Les contacts avec ses parents, ses quatre soeurs et ses deux frères en Syrie restent très compliqués : « On arrive un peu à échanger par messageries instantanées : mon téléphone et Internet sont toujours surveillés... »
Né à Idlib, au Nord-Ouest du pays le 1er janvier 1988, il a six ans quand sa famille déménage à Damas. Il tient d'abord un magasin d'informatique à Bayt Sahem. En 2011, il participe à des manifestations d'opposition au régime de Bachar el-Assad, envoie photos et vidéos à des chaînes de télé.

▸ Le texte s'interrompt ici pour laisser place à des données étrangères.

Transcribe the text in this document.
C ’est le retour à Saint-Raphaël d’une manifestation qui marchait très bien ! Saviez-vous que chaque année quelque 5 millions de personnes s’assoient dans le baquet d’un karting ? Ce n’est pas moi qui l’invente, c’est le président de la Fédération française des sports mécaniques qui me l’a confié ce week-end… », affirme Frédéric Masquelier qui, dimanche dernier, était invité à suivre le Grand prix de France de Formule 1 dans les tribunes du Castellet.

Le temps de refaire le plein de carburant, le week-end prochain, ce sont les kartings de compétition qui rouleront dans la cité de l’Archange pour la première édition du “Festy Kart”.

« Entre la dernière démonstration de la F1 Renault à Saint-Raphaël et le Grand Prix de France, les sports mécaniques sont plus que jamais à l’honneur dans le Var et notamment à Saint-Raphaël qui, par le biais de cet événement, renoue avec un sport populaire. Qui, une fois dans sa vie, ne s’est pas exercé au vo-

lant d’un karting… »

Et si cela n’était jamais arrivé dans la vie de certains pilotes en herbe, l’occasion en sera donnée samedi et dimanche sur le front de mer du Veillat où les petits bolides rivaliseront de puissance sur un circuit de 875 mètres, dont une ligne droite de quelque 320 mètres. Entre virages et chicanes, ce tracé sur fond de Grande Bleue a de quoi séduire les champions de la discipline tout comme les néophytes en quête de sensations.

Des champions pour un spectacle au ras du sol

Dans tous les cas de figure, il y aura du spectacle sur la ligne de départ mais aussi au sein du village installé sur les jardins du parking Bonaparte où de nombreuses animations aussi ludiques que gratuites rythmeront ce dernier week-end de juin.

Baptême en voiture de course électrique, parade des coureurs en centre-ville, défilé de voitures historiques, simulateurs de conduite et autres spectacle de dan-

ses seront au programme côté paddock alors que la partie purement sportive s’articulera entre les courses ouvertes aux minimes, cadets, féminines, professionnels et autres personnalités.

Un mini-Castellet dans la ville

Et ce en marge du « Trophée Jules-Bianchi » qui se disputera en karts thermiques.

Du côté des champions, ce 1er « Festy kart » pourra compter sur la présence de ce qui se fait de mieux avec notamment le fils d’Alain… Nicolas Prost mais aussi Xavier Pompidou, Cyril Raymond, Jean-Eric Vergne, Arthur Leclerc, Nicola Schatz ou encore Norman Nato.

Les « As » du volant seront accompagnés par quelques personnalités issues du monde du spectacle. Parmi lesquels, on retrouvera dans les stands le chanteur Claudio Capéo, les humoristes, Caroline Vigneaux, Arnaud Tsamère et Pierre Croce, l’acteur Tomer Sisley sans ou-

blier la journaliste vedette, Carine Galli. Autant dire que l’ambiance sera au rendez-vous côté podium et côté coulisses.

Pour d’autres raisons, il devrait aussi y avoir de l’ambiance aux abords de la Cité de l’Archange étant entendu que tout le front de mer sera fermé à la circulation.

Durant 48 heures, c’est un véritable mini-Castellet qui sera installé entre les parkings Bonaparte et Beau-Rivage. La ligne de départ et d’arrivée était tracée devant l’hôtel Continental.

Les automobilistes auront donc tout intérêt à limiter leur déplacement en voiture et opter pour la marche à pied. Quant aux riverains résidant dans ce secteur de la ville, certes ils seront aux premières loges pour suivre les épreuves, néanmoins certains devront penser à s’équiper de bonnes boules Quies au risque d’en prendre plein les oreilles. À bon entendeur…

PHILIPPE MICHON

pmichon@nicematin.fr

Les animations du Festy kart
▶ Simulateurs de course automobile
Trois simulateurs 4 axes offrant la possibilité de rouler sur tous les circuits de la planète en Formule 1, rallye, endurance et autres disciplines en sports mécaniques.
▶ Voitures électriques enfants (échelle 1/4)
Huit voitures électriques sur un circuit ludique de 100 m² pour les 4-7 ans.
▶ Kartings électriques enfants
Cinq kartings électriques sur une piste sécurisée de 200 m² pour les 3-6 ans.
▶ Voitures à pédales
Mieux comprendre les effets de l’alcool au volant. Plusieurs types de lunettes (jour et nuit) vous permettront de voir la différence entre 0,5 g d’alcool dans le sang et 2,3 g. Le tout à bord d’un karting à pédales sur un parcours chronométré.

Sa boutique est fermée et son matériel informatique confisqué par les forces de sécurité du régime.
Après avoir été kidnappé, séquestré et torturé, il devient reporter pour Al Jazeera, Al Arabiya et Al Hadath. En juillet 2014, il est arrêté par des membres d'Al Nosra, filiale d'Al Qaïda. On l'emmène en banlieue d'Alep pendant trois jours. Côtes cassées. Daech le considère comme un traître et promet 4 millions de livres syriennes (600 000 €) à qui le livrerait. Alaaeddin doit fuir. Fin août 2015, il se réfugie en Turquie. Le journaliste change plusieurs fois de villes, mais continue à travailler avec des journaux en ligne et des radios pour « dénoncer la situation ». Le 12 avril, il arrive à Paris.

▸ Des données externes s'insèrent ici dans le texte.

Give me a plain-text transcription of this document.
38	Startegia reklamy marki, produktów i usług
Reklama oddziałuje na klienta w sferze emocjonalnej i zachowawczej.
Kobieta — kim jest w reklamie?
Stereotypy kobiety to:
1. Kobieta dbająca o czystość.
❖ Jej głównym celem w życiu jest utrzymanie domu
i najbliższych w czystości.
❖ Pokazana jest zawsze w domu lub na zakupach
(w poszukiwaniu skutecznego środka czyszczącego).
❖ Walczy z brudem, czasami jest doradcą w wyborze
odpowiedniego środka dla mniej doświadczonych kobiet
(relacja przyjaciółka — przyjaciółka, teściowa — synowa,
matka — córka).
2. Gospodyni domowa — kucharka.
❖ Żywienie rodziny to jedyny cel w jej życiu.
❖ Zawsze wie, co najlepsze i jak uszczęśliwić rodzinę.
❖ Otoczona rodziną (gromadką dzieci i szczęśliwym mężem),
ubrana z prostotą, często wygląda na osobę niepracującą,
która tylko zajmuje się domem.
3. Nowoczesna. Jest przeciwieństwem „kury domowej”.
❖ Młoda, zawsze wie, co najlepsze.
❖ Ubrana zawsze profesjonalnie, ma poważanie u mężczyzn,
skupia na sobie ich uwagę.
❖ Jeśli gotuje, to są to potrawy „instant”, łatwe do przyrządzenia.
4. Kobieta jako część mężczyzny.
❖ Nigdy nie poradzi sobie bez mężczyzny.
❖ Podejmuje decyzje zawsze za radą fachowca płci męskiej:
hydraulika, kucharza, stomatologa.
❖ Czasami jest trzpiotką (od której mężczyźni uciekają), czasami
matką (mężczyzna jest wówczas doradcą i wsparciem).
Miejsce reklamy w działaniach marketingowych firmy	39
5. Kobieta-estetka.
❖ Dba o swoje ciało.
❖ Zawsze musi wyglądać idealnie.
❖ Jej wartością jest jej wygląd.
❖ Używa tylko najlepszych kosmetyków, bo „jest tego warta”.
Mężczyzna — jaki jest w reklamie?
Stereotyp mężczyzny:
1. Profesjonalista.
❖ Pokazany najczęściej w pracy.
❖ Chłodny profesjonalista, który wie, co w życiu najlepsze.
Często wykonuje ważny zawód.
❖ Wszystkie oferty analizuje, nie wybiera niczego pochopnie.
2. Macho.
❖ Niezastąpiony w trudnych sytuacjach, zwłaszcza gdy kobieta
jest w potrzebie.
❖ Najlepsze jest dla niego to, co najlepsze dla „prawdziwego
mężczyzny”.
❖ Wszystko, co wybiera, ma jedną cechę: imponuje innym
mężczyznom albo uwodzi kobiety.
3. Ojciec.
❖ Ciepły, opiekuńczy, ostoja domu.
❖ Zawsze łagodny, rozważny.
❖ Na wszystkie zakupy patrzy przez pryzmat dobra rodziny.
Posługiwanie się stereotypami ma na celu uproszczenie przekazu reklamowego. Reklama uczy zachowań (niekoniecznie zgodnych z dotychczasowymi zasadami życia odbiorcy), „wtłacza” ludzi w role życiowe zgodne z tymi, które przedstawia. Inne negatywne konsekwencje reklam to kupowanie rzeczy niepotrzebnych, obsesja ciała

Aujourd'hui, le trentenaire pose un regard encore plus triste sur son pays meurtri. « Bachar el-Assad est très dangereux », glisse-t-il, laconique. Le 20 septembre, Alaaeddin a obtenu l'asile politique pour dix ans. Il espère que sa compagne, avocate à Damas, puisse un jour le rejoindre. « On veut se marier. Même si la situation s'arrange un jour en Syrie, je n'y retournerai qu'en visite. Maintenant, ma vie est ici. »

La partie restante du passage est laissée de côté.